Decolonial comparative law in focus in the latest RabelsZ
Comparative law, which long considered itself to be a cosmopolitan, emancipatory discipline, is increasingly being linked to a colonial mindset. In the latest issue of the Rabel Journal of Comparative and International Private Law (RabelsZ), director at the Institute Ralf Michaels and British Academy Global Professor Lena Salaymeh put forth the intellectual motivations behind their research project on decolonial comparative law.
Volume 86 of RabelsZ shines a spotlight on the topic, with this issue including three articles that grew out of the Decolonial Comparative Law Project’s inaugural workshop. All three articles–published in English–are available for unrestricted access via the publisher’s website. In their article “Decolonial Comparative Law: A Conceptual Beginning”, Michaels and Salaymeh give an overview of the discipline of comparative law and discuss methodological dead ends that earlier attempts at criticism strayed into. Based on decolonial theory and legal analyses, they sketch out the foundations of a decolonial approach to comparative law.

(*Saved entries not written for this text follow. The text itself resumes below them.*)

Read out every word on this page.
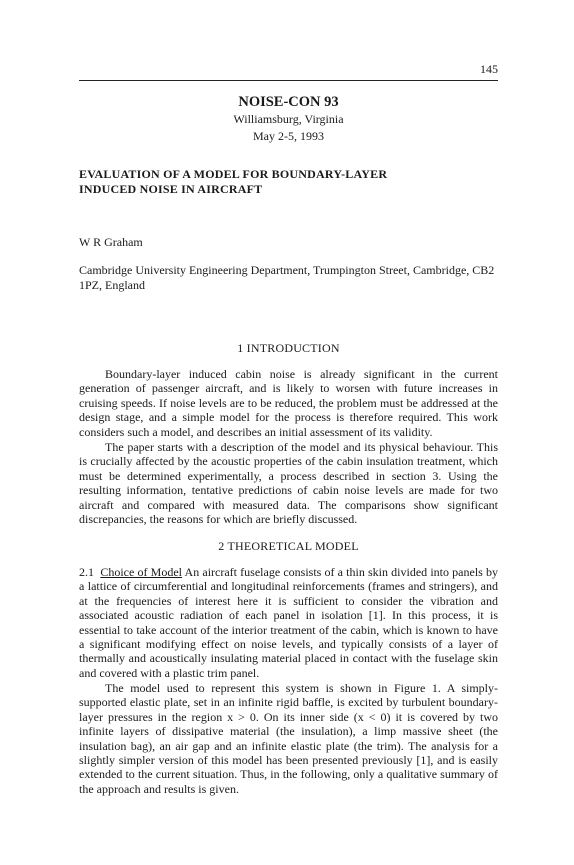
145
NOISE-CON 93
Williamsburg, Virginia
May 2-5, 1993
EVALUATION OF A MODEL FOR BOUNDARY-LAYER
INDUCED NOISE IN AIRCRAFT
W R Graham
Cambridge University Engineering Department, Trumpington Street, Cambridge, CB2 1PZ, England
1 INTRODUCTION

Boundary-layer induced cabin noise is already significant in the current generation of passenger aircraft, and is likely to worsen with future increases in cruising speeds. If noise levels are to be reduced, the problem must be addressed at the design stage, and a simple model for the process is therefore required. This work considers such a model, and describes an initial assessment of its validity.

The paper starts with a description of the model and its physical behaviour. This is crucially affected by the acoustic properties of the cabin insulation treatment, which must be determined experimentally, a process described in section 3. Using the resulting information, tentative predictions of cabin noise levels are made for two aircraft and compared with measured data. The comparisons show significant discrepancies, the reasons for which are briefly discussed.

2 THEORETICAL MODEL

2.1 Choice of Model An aircraft fuselage consists of a thin skin divided into panels by a lattice of circumferential and longitudinal reinforcements (frames and stringers), and at the frequencies of interest here it is sufficient to consider the vibration and associated acoustic radiation of each panel in isolation [1]. In this process, it is essential to take account of the interior treatment of the cabin, which is known to have a significant modifying effect on noise levels, and typically consists of a layer of thermally and acoustically insulating material placed in contact with the fuselage skin and covered with a plastic trim panel.

The model used to represent this system is shown in Figure 1. A simply-supported elastic plate, set in an infinite rigid baffle, is excited by turbulent boundary-layer pressures in the region x > 0. On its inner side (x < 0) it is covered by two infinite layers of dissipative material (the insulation), a limp massive sheet (the insulation bag), an air gap and an infinite elastic plate (the trim). The analysis for a slightly simpler version of this model has been presented previously [1], and is easily extended to the current situation. Thus, in the following, only a qualitative summary of the approach and results is given.
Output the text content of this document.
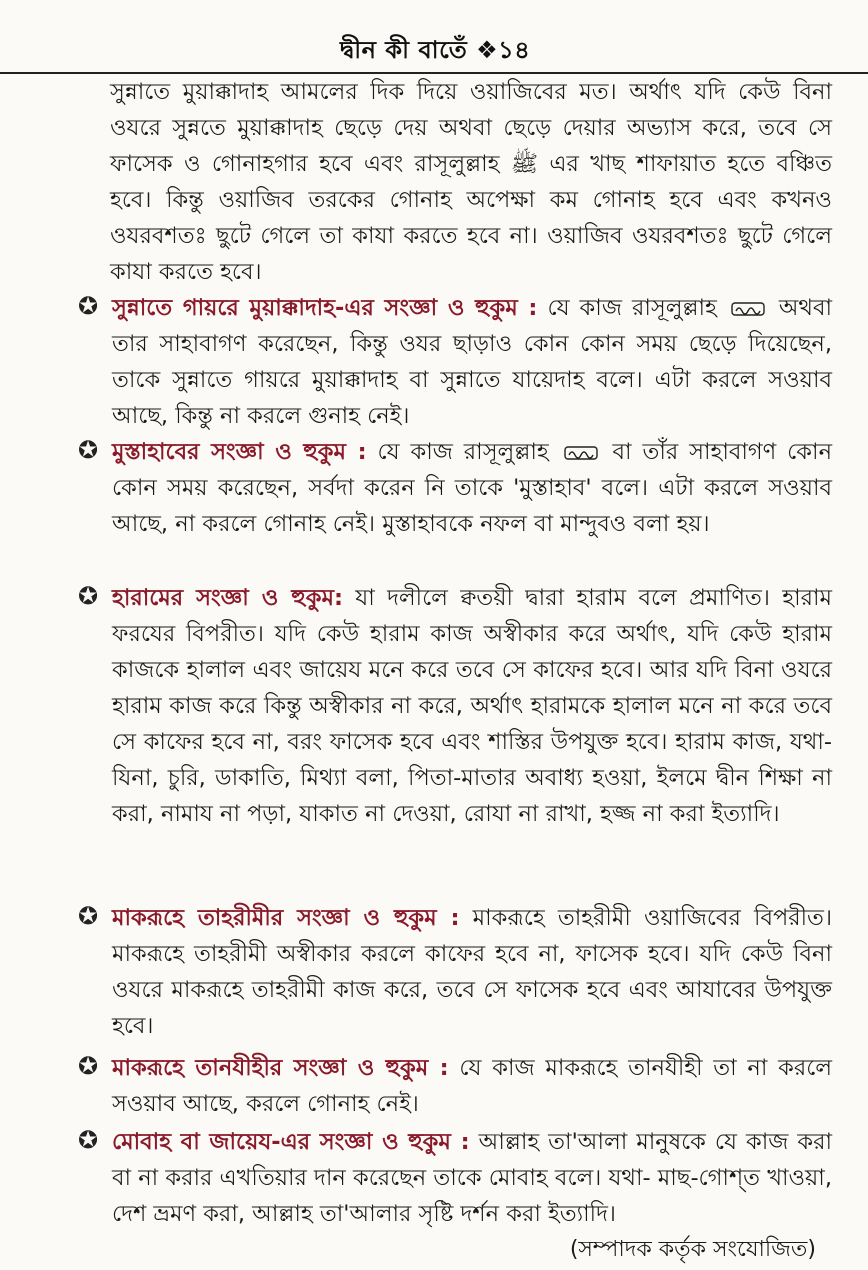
দ্বীন কী বাতেঁ ❖১৪

সুন্নাতে মুয়াক্কাদাহ আমলের দিক দিয়ে ওয়াজিবের মত। অর্থাৎ যদি কেউ বিনা ওযরে সুন্নতে মুয়াক্কাদাহ ছেড়ে দেয় অথবা ছেড়ে দেয়ার অভ্যাস করে, তবে সে ফাসেক ও গোনাহগার হবে এবং রাসূলুল্লাহ ﷺ এর খাছ শাফায়াত হতে বঞ্চিত হবে। কিন্তু ওয়াজিব তরকের গোনাহ অপেক্ষা কম গোনাহ হবে এবং কখনও ওযরবশতঃ ছুটে গেলে তা কাযা করতে হবে না। ওয়াজিব ওযরবশতঃ ছুটে গেলে কাযা করতে হবে।

✪ সুন্নাতে গায়রে মুয়াক্কাদাহ-এর সংজ্ঞা ও হুকুম : যে কাজ রাসূলুল্লাহ	অথবা তার সাহাবাগণ করেছেন, কিন্তু ওযর ছাড়াও কোন কোন সময় ছেড়ে দিয়েছেন, তাকে সুন্নাতে গায়রে মুয়াক্কাদাহ বা সুন্নাতে যায়েদাহ বলে। এটা করলে সওয়াব আছে, কিন্তু না করলে গুনাহ নেই।

✪ মুস্তাহাবের সংজ্ঞা ও হুকুম : যে কাজ রাসূলুল্লাহ	বা তাঁর সাহাবাগণ কোন কোন সময় করেছেন, সর্বদা করেন নি তাকে 'মুস্তাহাব' বলে। এটা করলে সওয়াব আছে, না করলে গোনাহ নেই। মুস্তাহাবকে নফল বা মান্দুবও বলা হয়।

✪ হারামের সংজ্ঞা ও হুকুম: যা দলীলে ক্বতয়ী দ্বারা হারাম বলে প্রমাণিত। হারাম ফরযের বিপরীত। যদি কেউ হারাম কাজ অস্বীকার করে অর্থাৎ, যদি কেউ হারাম কাজকে হালাল এবং জায়েয মনে করে তবে সে কাফের হবে। আর যদি বিনা ওযরে হারাম কাজ করে কিন্তু অস্বীকার না করে, অর্থাৎ হারামকে হালাল মনে না করে তবে সে কাফের হবে না, বরং ফাসেক হবে এবং শাস্তির উপযুক্ত হবে। হারাম কাজ, যথা-যিনা, চুরি, ডাকাতি, মিথ্যা বলা, পিতা-মাতার অবাধ্য হওয়া, ইলমে দ্বীন শিক্ষা না করা, নামায না পড়া, যাকাত না দেওয়া, রোযা না রাখা, হজ্জ না করা ইত্যাদি।

✪ মাকরূহে তাহরীমীর সংজ্ঞা ও হুকুম : মাকরূহে তাহরীমী ওয়াজিবের বিপরীত। মাকরূহে তাহরীমী অস্বীকার করলে কাফের হবে না, ফাসেক হবে। যদি কেউ বিনা ওযরে মাকরূহে তাহরীমী কাজ করে, তবে সে ফাসেক হবে এবং আযাবের উপযুক্ত হবে।

✪ মাকরূহে তানযীহীর সংজ্ঞা ও হুকুম : যে কাজ মাকরূহে তানযীহী তা না করলে সওয়াব আছে, করলে গোনাহ নেই।

✪ মোবাহ বা জায়েয-এর সংজ্ঞা ও হুকুম : আল্লাহ তা'আলা মানুষকে যে কাজ করা বা না করার এখতিয়ার দান করেছেন তাকে মোবাহ বলে। যথা- মাছ-গোশ্‌ত খাওয়া, দেশ ভ্রমণ করা, আল্লাহ তা'আলার সৃষ্টি দর্শন করা ইত্যাদি।

(সম্পাদক কর্তৃক সংযোজিত)
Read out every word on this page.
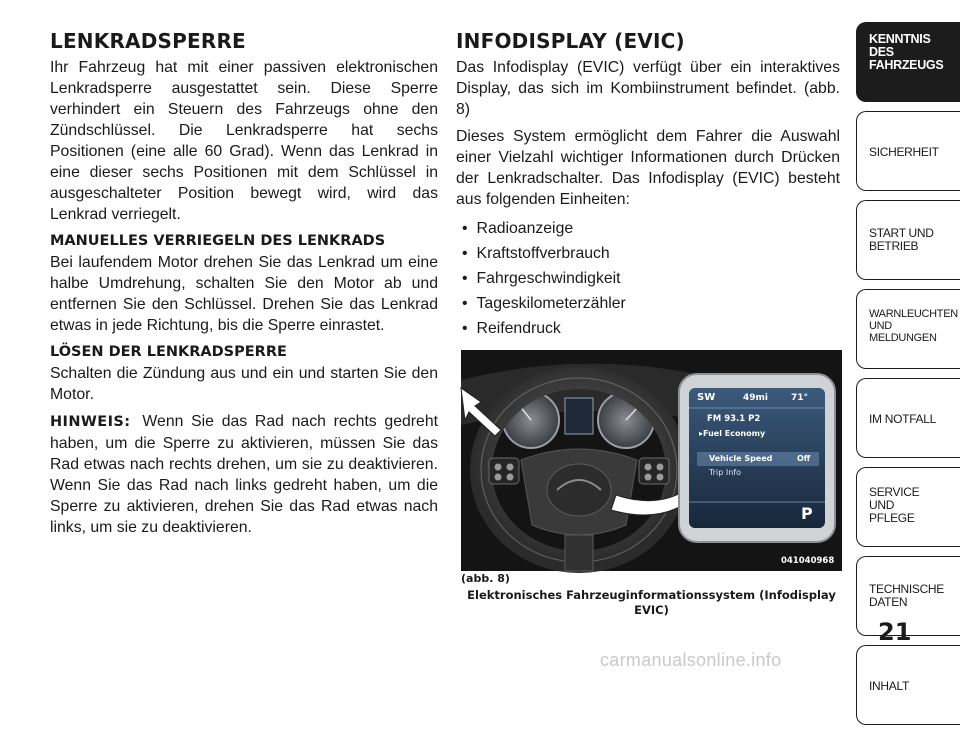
LENKRADSPERRE

Ihr Fahrzeug hat mit einer passiven elektronischen Lenkradsperre ausgestattet sein. Diese Sperre verhindert ein Steuern des Fahrzeugs ohne den Zündschlüssel. Die Lenkradsperre hat sechs Positionen (eine alle 60 Grad). Wenn das Lenkrad in eine dieser sechs Positionen mit dem Schlüssel in ausgeschalteter Position bewegt wird, wird das Lenkrad verriegelt.

MANUELLES VERRIEGELN DES LENKRADS

Bei laufendem Motor drehen Sie das Lenkrad um eine halbe Umdrehung, schalten Sie den Motor ab und entfernen Sie den Schlüssel. Drehen Sie das Lenkrad etwas in jede Richtung, bis die Sperre einrastet.

LÖSEN DER LENKRADSPERRE

Schalten die Zündung aus und ein und starten Sie den Motor.

HINWEIS: Wenn Sie das Rad nach rechts gedreht haben, um die Sperre zu aktivieren, müssen Sie das Rad etwas nach rechts drehen, um sie zu deaktivieren. Wenn Sie das Rad nach links gedreht haben, um die Sperre zu aktivieren, drehen Sie das Rad etwas nach links, um sie zu deaktivieren.

INFODISPLAY (EVIC)

Das Infodisplay (EVIC) verfügt über ein interaktives Display, das sich im Kombiinstrument befindet. (abb. 8)

Dieses System ermöglicht dem Fahrer die Auswahl einer Vielzahl wichtiger Informationen durch Drücken der Lenkradschalter. Das Infodisplay (EVIC) besteht aus folgenden Einheiten:

• Radioanzeige
• Kraftstoffverbrauch
• Fahrgeschwindigkeit
• Tageskilometerzähler
• Reifendruck
SW	49mi	71°
FM 93.1 P2
▸Fuel Economy
Vehicle Speed	Off
Trip Info
P
041040968
(abb. 8)
Elektronisches Fahrzeuginformationssystem (Infodisplay EVIC)
KENNTNIS
DES
FAHRZEUGS
SICHERHEIT
START UND
BETRIEB
WARNLEUCHTEN
UND
MELDUNGEN
IM NOTFALL
SERVICE
UND
PFLEGE
TECHNISCHE
DATEN
INHALT
21
carmanualsonline.info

The other two articles are by authors from the Global South. In “Decolonial Comparative Law: Thoughts from South Africa”, Emile Zitzke (University of the Witwatersrand, Johannesburg) explores the difficulties of an oft-encountered African approach to comparative law that always looks to find answers in European law. In “Constitution-Making in the Andes”, Roger Merino (Universidad del Pacífico, Lima) asks how comparative constitutional law can account for the role that historically oppressed and racialized social movements play in the constitution-making process. The article examines how the colonial question influenced the struggle to produce constitutions in the South American Andes and serves as the foundation for the new plurinational constitutions of Bolivia and Ecuador.
Also in this issue are articles by Johanna Caroon-Gestefeld on the impact of European Union citizenship in international family law and Jochen Hoffmann & Simon Horn on Germany’s revised private international law of partnerships (both in German) as well as articles by Johannes Ungerer on nudging in PIL, Francesco Giglio on Roman dominium and the common-law concept of ownership, and Jing Zhang on the functional reform of the Chinese law of secured transactions in movables (all in English). The issue also includes several reviews of recent publications in the areas of comparative law and PIL.
The Rabel Journal of Comparative and International Private Law (RabelsZ) publishes essential articles on all the Institute’s areas of activity, new laws, treaties, comparative-law-based legislative drafts, and reviews of scholarly literature from Germany and abroad. Founded in 1927 by Ernst Rabel, the Institute’s journal was renamed in his honor in 1961.